Le Siècle du populisme
Une recension de Frédéric Manzini, publié leC’est une étrange vague qui monte. On a pris l’habitude de la nommer, faute de mieux, le « populisme ». Elle fait beaucoup parler d’elle depuis qu’en Europe et ailleurs, elle a déferlé sur plusieurs démocraties et menace presque toutes les autres. Les réactions qu’elle suscite sont habituellement de deux ordres. Certains sont frappés de stupeur devant ce qui leur semble relever d’une aberrante régression, tant politique qu’intellectuelle. Ceux-ci ne cessent de nous avertir des graves dangers qui nous guettent. D’autres, au contraire, accueillent ce mouvement comme une aubaine et relancent la rhétorique de l’opposition entre le peuple et les élites – c’est le cas de Michel Onfray avec Grandeur du petit peuple chez Albin Michel qui rassemble ses chroniques sur les « gilets jaunes ». Ils y voient un sursaut salutaire de liberté et de justice qui offre l’occasion inespérée de reprendre un pouvoir confisqué par quelques privilégiés.
L’ouvrage de Pierre Rosanvallon obéit à une autre démarche : son ambition est d’élaborer la théorie politique qui manque à toutes les analyses du populisme et permet de l’inscrire dans l’histoire. Il s’agit, pour l’historien, de le prendre au sérieux et de l’observer dans sa spécificité : le populisme n’est pas un épiphénomène (ou un accident de parcours) dans la marche triomphante de la démocratie libérale – celle-là même que l’on a prise pour la forme achevée de la « fin de l’histoire » –, il redessine notre manière de concevoir et de faire de la politique. Et si le XXIe siècle était, effectivement, le siècle du populisme ?
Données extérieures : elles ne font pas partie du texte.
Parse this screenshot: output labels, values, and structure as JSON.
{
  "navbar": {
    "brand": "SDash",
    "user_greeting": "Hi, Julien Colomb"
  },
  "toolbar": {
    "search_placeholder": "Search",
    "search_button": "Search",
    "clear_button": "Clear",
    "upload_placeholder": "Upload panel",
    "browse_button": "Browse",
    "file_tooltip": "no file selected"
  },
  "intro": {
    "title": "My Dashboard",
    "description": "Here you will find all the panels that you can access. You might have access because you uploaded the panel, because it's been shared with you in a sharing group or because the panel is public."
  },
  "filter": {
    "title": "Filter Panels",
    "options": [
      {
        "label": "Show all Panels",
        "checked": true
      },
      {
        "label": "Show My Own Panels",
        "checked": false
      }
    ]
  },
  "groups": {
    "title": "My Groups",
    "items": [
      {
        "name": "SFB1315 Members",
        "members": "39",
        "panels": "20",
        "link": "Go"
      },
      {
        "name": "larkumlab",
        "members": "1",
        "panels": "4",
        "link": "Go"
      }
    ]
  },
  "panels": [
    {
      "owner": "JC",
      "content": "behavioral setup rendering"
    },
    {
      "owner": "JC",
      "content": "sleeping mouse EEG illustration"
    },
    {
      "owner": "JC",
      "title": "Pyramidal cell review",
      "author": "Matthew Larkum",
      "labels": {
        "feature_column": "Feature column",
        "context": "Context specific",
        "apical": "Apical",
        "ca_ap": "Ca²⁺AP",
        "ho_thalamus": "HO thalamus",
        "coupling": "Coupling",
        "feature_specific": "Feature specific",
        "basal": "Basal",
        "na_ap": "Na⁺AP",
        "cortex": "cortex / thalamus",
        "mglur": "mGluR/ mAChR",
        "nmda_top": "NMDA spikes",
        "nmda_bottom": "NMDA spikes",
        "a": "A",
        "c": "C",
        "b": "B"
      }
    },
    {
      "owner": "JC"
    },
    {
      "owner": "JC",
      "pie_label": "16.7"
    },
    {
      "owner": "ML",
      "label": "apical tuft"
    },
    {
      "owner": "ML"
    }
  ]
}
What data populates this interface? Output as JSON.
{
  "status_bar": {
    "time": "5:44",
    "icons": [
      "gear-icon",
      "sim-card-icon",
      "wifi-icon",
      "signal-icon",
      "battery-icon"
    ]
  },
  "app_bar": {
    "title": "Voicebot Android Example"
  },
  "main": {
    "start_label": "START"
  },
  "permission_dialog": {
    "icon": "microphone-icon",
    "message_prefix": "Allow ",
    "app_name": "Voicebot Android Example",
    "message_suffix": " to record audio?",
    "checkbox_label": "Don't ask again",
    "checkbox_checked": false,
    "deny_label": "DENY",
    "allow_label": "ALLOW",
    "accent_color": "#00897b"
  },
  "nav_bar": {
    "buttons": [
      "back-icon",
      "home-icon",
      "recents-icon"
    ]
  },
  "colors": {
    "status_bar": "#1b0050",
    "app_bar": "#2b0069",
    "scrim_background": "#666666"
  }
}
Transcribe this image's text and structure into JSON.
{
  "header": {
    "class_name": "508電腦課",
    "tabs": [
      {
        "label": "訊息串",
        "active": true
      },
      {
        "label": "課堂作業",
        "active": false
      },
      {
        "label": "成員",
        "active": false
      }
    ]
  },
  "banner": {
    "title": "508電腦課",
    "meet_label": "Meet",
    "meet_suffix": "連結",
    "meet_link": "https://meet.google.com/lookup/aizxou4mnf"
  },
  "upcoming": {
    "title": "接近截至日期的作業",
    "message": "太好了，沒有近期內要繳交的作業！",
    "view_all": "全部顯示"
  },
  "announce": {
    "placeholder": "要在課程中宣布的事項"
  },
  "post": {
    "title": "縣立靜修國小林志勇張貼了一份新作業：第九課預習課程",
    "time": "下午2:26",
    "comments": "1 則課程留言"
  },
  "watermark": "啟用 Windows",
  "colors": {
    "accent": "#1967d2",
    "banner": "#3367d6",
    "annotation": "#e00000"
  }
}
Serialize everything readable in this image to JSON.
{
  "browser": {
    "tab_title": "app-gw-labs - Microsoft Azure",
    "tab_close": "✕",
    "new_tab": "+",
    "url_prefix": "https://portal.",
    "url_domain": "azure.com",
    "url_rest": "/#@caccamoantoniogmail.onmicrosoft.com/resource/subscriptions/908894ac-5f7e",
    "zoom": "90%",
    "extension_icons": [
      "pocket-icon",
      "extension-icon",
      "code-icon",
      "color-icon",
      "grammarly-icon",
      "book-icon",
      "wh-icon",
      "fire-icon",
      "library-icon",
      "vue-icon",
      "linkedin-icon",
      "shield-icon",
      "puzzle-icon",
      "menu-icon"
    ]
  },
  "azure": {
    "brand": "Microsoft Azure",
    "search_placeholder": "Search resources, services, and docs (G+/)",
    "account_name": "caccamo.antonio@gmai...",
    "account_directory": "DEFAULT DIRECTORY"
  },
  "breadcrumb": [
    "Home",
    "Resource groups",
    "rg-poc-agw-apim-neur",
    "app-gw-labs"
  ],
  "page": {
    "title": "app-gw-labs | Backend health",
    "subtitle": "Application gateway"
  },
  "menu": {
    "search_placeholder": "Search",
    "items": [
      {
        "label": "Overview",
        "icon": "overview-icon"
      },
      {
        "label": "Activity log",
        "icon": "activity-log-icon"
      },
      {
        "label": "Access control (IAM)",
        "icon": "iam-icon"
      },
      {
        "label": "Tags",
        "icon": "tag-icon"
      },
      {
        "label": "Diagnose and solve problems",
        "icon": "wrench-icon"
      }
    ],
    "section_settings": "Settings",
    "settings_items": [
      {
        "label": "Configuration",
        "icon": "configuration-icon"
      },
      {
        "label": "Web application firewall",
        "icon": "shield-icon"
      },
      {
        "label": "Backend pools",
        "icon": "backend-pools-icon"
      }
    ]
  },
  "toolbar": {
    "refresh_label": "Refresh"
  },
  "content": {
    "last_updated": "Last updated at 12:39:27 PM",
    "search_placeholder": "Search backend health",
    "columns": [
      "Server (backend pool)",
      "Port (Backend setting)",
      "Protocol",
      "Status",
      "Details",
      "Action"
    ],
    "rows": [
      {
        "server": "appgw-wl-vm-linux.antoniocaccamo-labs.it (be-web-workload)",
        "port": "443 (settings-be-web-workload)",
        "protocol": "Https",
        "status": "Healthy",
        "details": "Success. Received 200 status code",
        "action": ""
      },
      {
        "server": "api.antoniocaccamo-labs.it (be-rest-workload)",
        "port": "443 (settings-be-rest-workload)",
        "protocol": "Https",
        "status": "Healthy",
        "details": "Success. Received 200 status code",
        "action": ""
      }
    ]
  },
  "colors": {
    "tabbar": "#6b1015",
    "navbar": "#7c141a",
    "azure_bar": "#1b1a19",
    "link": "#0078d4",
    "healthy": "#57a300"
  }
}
Avant d’en arriver là, encore faut-il s’assurer que l’on parle d’une réalité unifiée. Or la difficulté est de taille tant les formes du populisme sont variées. Qu’y a-t-il de commun au Venezuela de Chávez, aux Philippines de Duterte, à la Hongrie d’Orbán, aux Brexiters et à tous les autres mouvements qu’on affuble du nom de populisme ? Donald Trump et Jean-Luc Mélenchon, même combat ? Pour tenter de mieux approcher cet « Objet Politique Non Identifié », Rosanvallon commence par en faire ce qu’il appelle l’« anatomie » et qu’il refuse de réduire à la seule logique de la distinction entre « eux » et « nous ». Parmi les caractéristiques qu’il relève : un goût pour l’expression directe qui va jusqu’à sacraliser le référendum, un rejet virulent de tous les corps intermédiaires (élus, médias, etc.) accusés d’éloigner les peuples des lieux de pouvoir, une défense du souverainisme ou, sur le plan économique, du national-protectionnisme.
De façon remarquable, l’auteur de La Contre-Démocratie (Seuil, 2006) précise que si le populisme est protestataire et « illibéral » – terme qu’il a lui-même employé –, cela ne signifie pas qu’il soit antidémocratique. En retrouvant ses filiations dans d’autres « moments populistes » français, notamment sous le Second Empire, Rosanvallon le théorise même comme une forme d’authentique expression de la démocratie et non comme une pathologie dont elle souffrirait. C’est à ce moment que les analyses de Rosanvallon sont les plus intéressantes, lorsqu’il réexamine les « indéterminations » de l’idéal démocratique, par exemple la notion de « peuple souverain », qui rendent ce régime structurellement « inachevé ». Si le populisme n’apporte que des réponses simplistes, il a au moins le mérite d’obliger la démocratie à se critiquer et à se réinventer. Au lieu de s’en remettre au référendum, qui n’offre selon lui qu’une souveraineté impuissante, Rosanvallon en appelle plutôt à complexifier la démocratie, à l’élargir, à la généraliser, à la démultiplier et à la rendre interactive sous la vigilance de « l’œil » du peuple (destiné à compléter sa « voix »). Le populisme, enfant terrible de nos démocraties désenchantées, pourrait finalement en être le ferment.